[edit]
Investigating RNA splicing as a source of cellular diversity using a binomial mixture model
Proceedings of the 18th Machine Learning in Computational Biology meeting, PMLR 240:163-175, 2024.
Abstract
Alternative splicing (AS) contributes significantly to RNA and protein variability yet its role in defining cellular diversity is not fully understood. While Smart-seq2 offers enhanced coverage across transcripts compared to 10X single cell RNA-sequencing (scRNA-seq), current computational methods often miss the full complexity of AS. Most approaches for single cell based differential splicing analysis focus on simple AS events such as exon skipping, and rely on predefined cell type labels or low-dimensional gene expression representations.

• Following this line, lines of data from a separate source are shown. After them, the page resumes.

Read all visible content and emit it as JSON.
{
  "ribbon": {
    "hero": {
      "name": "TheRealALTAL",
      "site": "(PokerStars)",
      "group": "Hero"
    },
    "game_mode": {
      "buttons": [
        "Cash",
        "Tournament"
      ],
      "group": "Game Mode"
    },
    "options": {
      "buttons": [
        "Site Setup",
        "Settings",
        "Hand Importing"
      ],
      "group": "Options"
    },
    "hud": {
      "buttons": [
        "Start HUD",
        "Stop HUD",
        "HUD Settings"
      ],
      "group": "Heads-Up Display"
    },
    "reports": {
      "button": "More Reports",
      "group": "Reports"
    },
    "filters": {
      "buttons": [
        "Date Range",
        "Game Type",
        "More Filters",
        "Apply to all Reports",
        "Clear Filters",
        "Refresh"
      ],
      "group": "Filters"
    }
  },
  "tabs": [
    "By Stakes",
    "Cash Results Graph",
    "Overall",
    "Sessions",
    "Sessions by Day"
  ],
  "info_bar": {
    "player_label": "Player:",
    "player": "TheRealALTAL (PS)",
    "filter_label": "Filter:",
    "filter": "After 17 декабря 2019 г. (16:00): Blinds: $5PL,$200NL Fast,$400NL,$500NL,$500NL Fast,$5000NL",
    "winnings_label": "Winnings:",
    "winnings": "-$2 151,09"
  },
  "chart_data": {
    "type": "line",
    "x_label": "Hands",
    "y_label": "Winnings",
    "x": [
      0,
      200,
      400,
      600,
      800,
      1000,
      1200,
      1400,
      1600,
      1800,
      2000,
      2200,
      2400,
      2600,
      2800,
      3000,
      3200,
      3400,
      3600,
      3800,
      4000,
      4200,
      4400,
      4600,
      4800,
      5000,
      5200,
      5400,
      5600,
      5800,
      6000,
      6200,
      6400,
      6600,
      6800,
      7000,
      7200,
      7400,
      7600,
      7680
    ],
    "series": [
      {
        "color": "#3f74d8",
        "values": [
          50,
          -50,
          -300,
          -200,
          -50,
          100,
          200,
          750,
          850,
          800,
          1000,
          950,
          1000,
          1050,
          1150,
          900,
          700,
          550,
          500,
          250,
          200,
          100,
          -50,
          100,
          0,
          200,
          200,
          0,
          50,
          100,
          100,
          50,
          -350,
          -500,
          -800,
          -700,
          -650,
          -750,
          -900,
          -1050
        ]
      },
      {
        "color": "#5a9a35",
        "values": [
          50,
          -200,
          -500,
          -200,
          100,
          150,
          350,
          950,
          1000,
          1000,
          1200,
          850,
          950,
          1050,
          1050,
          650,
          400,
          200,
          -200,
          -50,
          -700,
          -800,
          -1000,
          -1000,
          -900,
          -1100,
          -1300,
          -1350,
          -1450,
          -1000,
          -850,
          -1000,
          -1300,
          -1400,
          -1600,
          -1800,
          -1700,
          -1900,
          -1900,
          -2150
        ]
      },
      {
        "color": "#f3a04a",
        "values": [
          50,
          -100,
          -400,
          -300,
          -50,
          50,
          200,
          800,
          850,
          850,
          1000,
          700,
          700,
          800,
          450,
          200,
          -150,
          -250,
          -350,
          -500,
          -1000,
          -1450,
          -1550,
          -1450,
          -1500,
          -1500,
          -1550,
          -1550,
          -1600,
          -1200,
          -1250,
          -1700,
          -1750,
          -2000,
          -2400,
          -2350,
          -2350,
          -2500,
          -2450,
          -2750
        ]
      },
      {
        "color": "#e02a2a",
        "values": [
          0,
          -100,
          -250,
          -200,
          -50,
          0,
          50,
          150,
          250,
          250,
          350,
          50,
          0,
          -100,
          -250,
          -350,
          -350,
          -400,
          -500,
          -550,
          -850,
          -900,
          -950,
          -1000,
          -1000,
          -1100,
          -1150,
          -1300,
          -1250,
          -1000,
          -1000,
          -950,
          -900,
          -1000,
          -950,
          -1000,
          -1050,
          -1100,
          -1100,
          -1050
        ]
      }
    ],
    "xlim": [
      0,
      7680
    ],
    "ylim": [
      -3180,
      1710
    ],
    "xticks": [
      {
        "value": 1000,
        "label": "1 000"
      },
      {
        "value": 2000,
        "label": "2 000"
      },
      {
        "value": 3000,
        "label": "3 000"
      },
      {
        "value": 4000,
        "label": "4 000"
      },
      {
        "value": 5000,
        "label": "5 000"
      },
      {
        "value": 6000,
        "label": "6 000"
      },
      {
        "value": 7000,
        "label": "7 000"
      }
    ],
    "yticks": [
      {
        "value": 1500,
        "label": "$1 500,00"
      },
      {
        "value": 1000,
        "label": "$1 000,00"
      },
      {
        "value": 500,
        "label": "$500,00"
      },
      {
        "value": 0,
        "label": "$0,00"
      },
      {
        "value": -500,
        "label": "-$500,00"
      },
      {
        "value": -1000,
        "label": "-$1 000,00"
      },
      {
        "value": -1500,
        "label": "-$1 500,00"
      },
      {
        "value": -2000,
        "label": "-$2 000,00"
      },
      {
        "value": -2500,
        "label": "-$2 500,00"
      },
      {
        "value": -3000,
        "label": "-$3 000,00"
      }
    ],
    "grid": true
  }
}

This limits their ability to detect more complex AS events and makes them dependent on prior knowledge of cell classifications. Here, we present Leaflet, a splice junction centric approach inspired by Leafcutter, our tool for quantifying RNA splicing variation with bulk RNA-seq. Leaflet is a probabilistic mixture model designed to infer AS-driven cell states without the need for cell type labels. We detail Leaflet’s generative model, inference methodology, and its efficiency in detecting differentially spliced junctions. By applying Leaflet to the Tabula Muris brain cell dataset, we highlight cell-state specific splicing patterns, offering a deeper insight into cellular diversity beyond that captured by gene expression alone.